Farnese said the Philadelphia region will be joining the global observance of Peace Day on September 21 with the first ever region-wide Peace Day observance involving over 35 organizations.

“I am pleased to announce the extensive list of events being offered in Philadelphia as a part of its Peace Day celebrations,” Farnese said.  “I encourage all Philadelphians to come out and support these events and all Pennsylvanians to actively participate in Peace Day activities in your area, or simply take the time to put aside your conflicts and reflect on what global peace can accomplish.”

“Peace Day – Philly 2011,” an initiative of volunteers in affiliation with the United Nations Association of Greater Philadelphia and the Alliance for a Sustainable Future, has partnered with non-profit and non-governmental organizations to offer free programs.  The following are some of the events that will be held in Philadelphia from 9 a.m. to 9 p.m. on September 21:

  • An international student video conference with university students from Philadelphia, Norway and Egypt discussing multiculturalism, cultural tolerance and their role in developing a culture of peace in modern society.  Partner: Global Education Motivators.
  • Two “Peace Talks” on topics of creative community building and moving beyond nuclear/arms proliferation. Partner: Drexel University’s Office of International Programs; Program Sponsor: The Project for Nuclear Awareness.
  • “Bridges to Peace” music and dialogue program with world-class musicians from Intercultural Journeys, exploring the role of music in creating bridges to connection and understanding. Partner: Intercultural Journeys; Program Sponsor: Ethical Society of Philadelphia.

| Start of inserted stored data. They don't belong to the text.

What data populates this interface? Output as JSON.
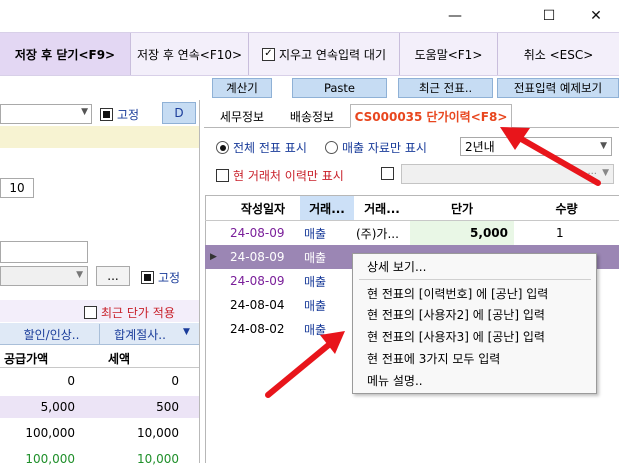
{
  "window": {
    "minimize": "—",
    "maximize": "☐",
    "close": "✕"
  },
  "toolbar": {
    "save_close": "저장 후 닫기<F9>",
    "save_continue": "저장 후 연속<F10>",
    "clear_continue": "지우고 연속입력 대기",
    "clear_continue_checked": true,
    "help": "도움말<F1>",
    "cancel": "취소 <ESC>"
  },
  "sub_toolbar": {
    "calculator": "계산기",
    "paste": "Paste",
    "recent_slip": "최근 전표..",
    "slip_preview": "전표입력 예제보기"
  },
  "left": {
    "fixed_label": "고정",
    "d_button": "D",
    "number_value": "10",
    "ellipsis": "...",
    "fixed_label2": "고정",
    "recent_price": "최근 단가 적용",
    "tabs": [
      "할인/인상..",
      "합계절사.."
    ],
    "columns": [
      "공급가액",
      "세액"
    ],
    "rows": [
      {
        "supply": "0",
        "tax": "0"
      },
      {
        "supply": "5,000",
        "tax": "500"
      },
      {
        "supply": "100,000",
        "tax": "10,000"
      },
      {
        "supply": "100,000",
        "tax": "10,000"
      }
    ]
  },
  "right": {
    "tabs": [
      "세무정보",
      "배송정보",
      "CS000035 단가이력<F8>"
    ],
    "radio_all": "전체 전표 표시",
    "radio_sales": "매출 자료만 표시",
    "period": "2년내",
    "current_client_only": "현 거래처 이력만 표시",
    "columns": [
      "작성일자",
      "거래...",
      "거래...",
      "단가",
      "수량"
    ],
    "rows": [
      {
        "date": "24-08-09",
        "type": "매출",
        "client": "(주)가...",
        "price": "5,000",
        "qty": "1"
      },
      {
        "date": "24-08-09",
        "type": "매출",
        "client": "",
        "price": "",
        "qty": ""
      },
      {
        "date": "24-08-09",
        "type": "매출",
        "client": "",
        "price": "",
        "qty": ""
      },
      {
        "date": "24-08-04",
        "type": "매출",
        "client": "",
        "price": "",
        "qty": ""
      },
      {
        "date": "24-08-02",
        "type": "매출",
        "client": "",
        "price": "",
        "qty": ""
      }
    ]
  },
  "context_menu": [
    "상세 보기...",
    "현 전표의 [이력번호] 에 [공난] 입력",
    "현 전표의 [사용자2] 에 [공난] 입력",
    "현 전표의 [사용자3] 에 [공난] 입력",
    "현 전표에 3가지 모두 입력",
    "메뉴 설명.."
  ],
  "colors": {
    "accent_red": "#e8461e",
    "selected_row": "#9b86b4",
    "arrow": "#e8151b",
    "button_blue": "#c6dcf3"
  }
}
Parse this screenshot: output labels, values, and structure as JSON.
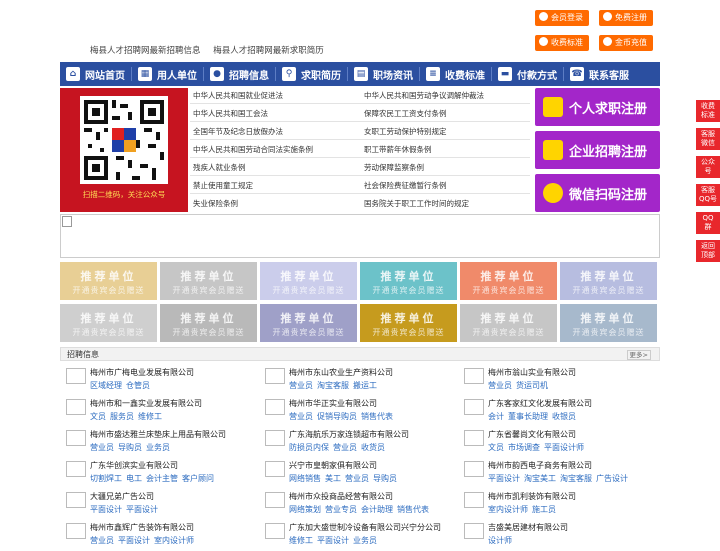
{
  "top_buttons": {
    "member_login": "会员登录",
    "free_register": "免费注册",
    "fee_standard": "收费标准",
    "coin_recharge": "金币充值"
  },
  "top_links": [
    "梅县人才招聘网最新招聘信息",
    "梅县人才招聘网最新求职简历"
  ],
  "nav": [
    "网站首页",
    "用人单位",
    "招聘信息",
    "求职简历",
    "职场资讯",
    "收费标准",
    "付款方式",
    "联系客服"
  ],
  "qr_caption": "扫描二维码，关注公众号",
  "laws_left": [
    "中华人民共和国就业促进法",
    "中华人民共和国工会法",
    "全国年节及纪念日放假办法",
    "中华人民共和国劳动合同法实施条例",
    "残疾人就业条例",
    "禁止使用童工规定",
    "失业保险条例"
  ],
  "laws_right": [
    "中华人民共和国劳动争议调解仲裁法",
    "保障农民工工资支付条例",
    "女职工劳动保护特别规定",
    "职工带薪年休假条例",
    "劳动保障监察条例",
    "社会保险费征缴暂行条例",
    "国务院关于职工工作时间的规定"
  ],
  "reg_buttons": {
    "seeker": "个人求职注册",
    "employer": "企业招聘注册",
    "wechat": "微信扫码注册"
  },
  "side_float": [
    "收费\n标准",
    "客服\n微信",
    "公众\n号",
    "客服\nQQ号",
    "QQ\n群",
    "返回\n顶部"
  ],
  "recommend": {
    "title": "推荐单位",
    "sub": "开通贵宾会员赠送",
    "colors": [
      "#e8cf95",
      "#c6c6c6",
      "#cbcdeb",
      "#6cc2c9",
      "#f08a6a",
      "#b7bde0",
      "#cfcfcf",
      "#b9b9b9",
      "#9fa0c8",
      "#c69b1e",
      "#c6c6c6",
      "#a7b9cc",
      "#8fa6d6",
      "#c7cae6"
    ]
  },
  "section": {
    "title": "招聘信息",
    "more": "更多>"
  },
  "jobs": [
    [
      {
        "company": "梅州市广梅电业发展有限公司",
        "tags": [
          "区域经理",
          "仓管员"
        ]
      },
      {
        "company": "梅州市和一鑫实业发展有限公司",
        "tags": [
          "文员",
          "服务员",
          "维修工"
        ]
      },
      {
        "company": "梅州市盛达雅兰床垫床上用品有限公司",
        "tags": [
          "营业员",
          "导购员",
          "业务员"
        ]
      },
      {
        "company": "广东华创滨实业有限公司",
        "tags": [
          "切割焊工",
          "电工",
          "会计主管",
          "客户顾问"
        ]
      },
      {
        "company": "大疆兄弟广告公司",
        "tags": [
          "平面设计",
          "平面设计"
        ]
      },
      {
        "company": "梅州市鑫辉广告装饰有限公司",
        "tags": [
          "营业员",
          "平面设计",
          "室内设计师"
        ]
      }
    ],
    [
      {
        "company": "梅州市东山农业生产资料公司",
        "tags": [
          "营业员",
          "淘宝客服",
          "搬运工"
        ]
      },
      {
        "company": "梅州市华正实业有限公司",
        "tags": [
          "营业员",
          "促销导购员",
          "销售代表"
        ]
      },
      {
        "company": "广东海航乐万家连锁超市有限公司",
        "tags": [
          "防损员内保",
          "营业员",
          "收货员"
        ]
      },
      {
        "company": "兴宁市皇朝家俱有限公司",
        "tags": [
          "网络销售",
          "美工",
          "营业员",
          "导购员"
        ]
      },
      {
        "company": "梅州市众投商品经营有限公司",
        "tags": [
          "网络策划",
          "营业专员",
          "会计助理",
          "销售代表"
        ]
      },
      {
        "company": "广东加大盛世制冷设备有限公司兴宁分公司",
        "tags": [
          "维修工",
          "平面设计",
          "业务员"
        ]
      }
    ],
    [
      {
        "company": "梅州市翁山实业有限公司",
        "tags": [
          "营业员",
          "货运司机"
        ]
      },
      {
        "company": "广东客家红文化发展有限公司",
        "tags": [
          "会计",
          "董事长助理",
          "收银员"
        ]
      },
      {
        "company": "广东省馨尚文化有限公司",
        "tags": [
          "文员",
          "市场调查",
          "平面设计师"
        ]
      },
      {
        "company": "梅州市韵西电子商务有限公司",
        "tags": [
          "平面设计",
          "淘宝美工",
          "淘宝客服",
          "广告设计"
        ]
      },
      {
        "company": "梅州市凯利装饰有限公司",
        "tags": [
          "室内设计师",
          "施工员"
        ]
      },
      {
        "company": "吉盛美居建材有限公司",
        "tags": [
          "设计师"
        ]
      }
    ]
  ]
}
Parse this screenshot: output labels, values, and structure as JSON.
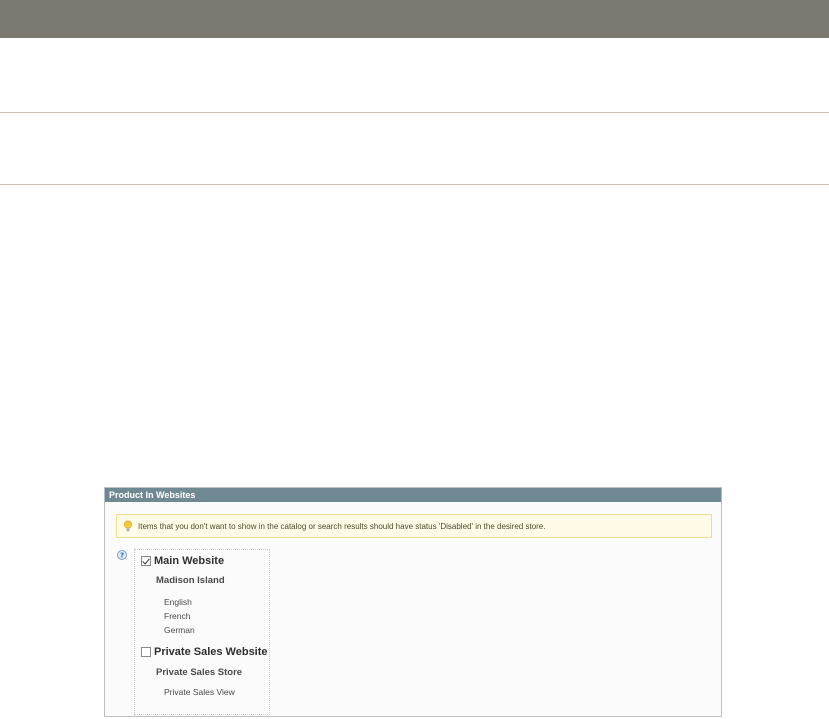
{
  "panel": {
    "title": "Product In Websites",
    "notice": "Items that you don't want to show in the catalog or search results should have status 'Disabled' in the desired store."
  },
  "websites": [
    {
      "name": "Main Website",
      "checked": true,
      "store": "Madison Island",
      "views": [
        "English",
        "French",
        "German"
      ]
    },
    {
      "name": "Private Sales Website",
      "checked": false,
      "store": "Private Sales Store",
      "views": [
        "Private Sales View"
      ]
    }
  ],
  "colors": {
    "topbar": "#7b786f",
    "panel_header": "#6f8992",
    "notice_bg": "#fffbe7",
    "notice_border": "#f2dc8f"
  },
  "icons": {
    "notice": "lightbulb-icon",
    "help": "help-icon"
  }
}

Farnese added that schools, groups and organizations across the region will also be facilitating a wide variety of peace actions, including: creative activities at Philadelphia public schools and after-school programs of the Free Library of Philadelphia (LEAP Program), “One Day One Goal” soccer games for unity, meditation activities, peace-based academic and lunchtime discussions and a range of non-violence activities.  For a full schedule of Peace Day activities in Philadelphia, please visit http://www.una-gp.org/peacedayphilly2011.htm.

“William Penn founded Pennsylvania on the principle of brotherly love, peace and equality,” Farnese said.  “The very basis of our rights in this country was given birth here.  Yet today, we see violence, war and inequality everywhere we turn, both here at home and elsewhere around the world. It is time to set aside violence and conflict and look toward a future of equality and peace.”